In a 364-58 vote, lawmakers tabled the impeachment resolution from the Texas Democrat. All Republicans voted to turn away Green's resolution, while four Democratic lawmakers voted present. The vast majority of Democrats joined with Republicans in voting to table it in the GOP-led House.

Green's articles of impeachment do not allege Trump has specifically committed a crime. Instead, he argues that Trump has "brought disrepute, contempt, ridicule and disgrace on the presidency" and "sown discord among the people of the United States."

To back the claim, the articles of impeachment cite Trump's equivocating response to the violent clash between white supremacists and counter-protesters in Charlottesville, Virginia; his sharing of anti-Muslim videos posted online by a fringe British nationalist group; and attacks at NFL players kneeling during the national anthem to protest what they say police brutality.

The White House quickly dismissed the impeachment effort, labeling Green and his allies "extremists."

Shortly before the vote, Minority Leader Nancy Pelosi and Minority Whip Steny Hoyer said there are "legitimate questions" raised about Trump's fitness to lead the country.

But they said the ongoing investigations by congressional committees and the FBI into alleged collusion between the Trump campaign and Moscow during last year's election need to play out.

"Now is not the time to consider articles of impeachment," they wrote in a statement.

Several Democratic lawmakers argued that it's premature to act before special counsel Robert Mueller's team completes its Russia investigation.

Representative Dan Kildee said Democratic lawmakers cannot allow themselves to be drawn into a process "that's not thoughtful or complete or might not even be the conclusion we ought to draw."

"We ought to let Mr. Mueller complete his full investigation rather than engage in what would essentially be a public relations stunt," Kildee said. "This is a serious thing."

While acknowledging his effort to force an impeachment vote was facing opposition from fellow Democrats, Green said he believes there is a need for Congress to discuss Trump's fitness for office.

Green first unveiled a draft of his articles of impeachment in October, but refrained from demanding a vote on it.

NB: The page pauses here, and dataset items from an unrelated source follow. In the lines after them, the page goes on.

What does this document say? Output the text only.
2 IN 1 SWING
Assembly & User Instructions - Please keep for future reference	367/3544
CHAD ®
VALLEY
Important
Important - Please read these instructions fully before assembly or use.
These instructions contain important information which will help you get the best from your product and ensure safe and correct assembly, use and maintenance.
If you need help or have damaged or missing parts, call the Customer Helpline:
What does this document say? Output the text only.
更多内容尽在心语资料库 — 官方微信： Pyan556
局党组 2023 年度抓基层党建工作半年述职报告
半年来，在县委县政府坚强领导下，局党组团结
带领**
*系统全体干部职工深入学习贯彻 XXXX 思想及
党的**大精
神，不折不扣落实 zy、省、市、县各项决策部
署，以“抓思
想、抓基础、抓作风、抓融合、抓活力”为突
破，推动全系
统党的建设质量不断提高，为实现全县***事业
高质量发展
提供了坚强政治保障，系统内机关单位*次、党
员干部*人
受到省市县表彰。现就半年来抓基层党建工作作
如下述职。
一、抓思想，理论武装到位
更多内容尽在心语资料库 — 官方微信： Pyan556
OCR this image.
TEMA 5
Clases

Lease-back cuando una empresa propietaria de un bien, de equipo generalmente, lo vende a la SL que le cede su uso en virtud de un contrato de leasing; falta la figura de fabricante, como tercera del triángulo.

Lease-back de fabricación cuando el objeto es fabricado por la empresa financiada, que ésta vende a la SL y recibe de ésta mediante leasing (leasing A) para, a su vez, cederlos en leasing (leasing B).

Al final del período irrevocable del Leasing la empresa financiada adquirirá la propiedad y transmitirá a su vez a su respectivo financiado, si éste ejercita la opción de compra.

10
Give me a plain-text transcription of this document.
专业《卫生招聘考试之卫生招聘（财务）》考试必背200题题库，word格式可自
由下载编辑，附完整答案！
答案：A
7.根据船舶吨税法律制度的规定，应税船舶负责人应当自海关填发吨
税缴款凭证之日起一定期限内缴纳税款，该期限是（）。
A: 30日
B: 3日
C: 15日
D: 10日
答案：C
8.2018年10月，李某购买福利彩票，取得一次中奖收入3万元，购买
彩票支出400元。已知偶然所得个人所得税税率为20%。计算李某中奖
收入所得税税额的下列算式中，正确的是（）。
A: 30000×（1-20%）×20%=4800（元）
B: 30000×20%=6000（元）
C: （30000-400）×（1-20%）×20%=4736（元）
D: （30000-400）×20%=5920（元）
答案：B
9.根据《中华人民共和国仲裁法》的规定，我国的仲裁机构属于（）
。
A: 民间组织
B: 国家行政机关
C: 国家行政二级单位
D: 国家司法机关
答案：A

Some Democrats tried talking Green out of his plan.

Under House rules, any member is allowed to offer a "privileged" resolution on the floor that must receive legal action within two days, a process Green used to ensure a vote on impeachment.

Other Democrats have also proposed articles of impeachment this year, but they have not forced a vote on the issue.

Last month, a group of six Democrats, including Green, unveiled articles of impeachment accusing Trump of obstructing justice when firing former FBI Director James Comey; violating the Constitution's emoluments clause; and undermining the independence of the federal judiciary and freedom of the press.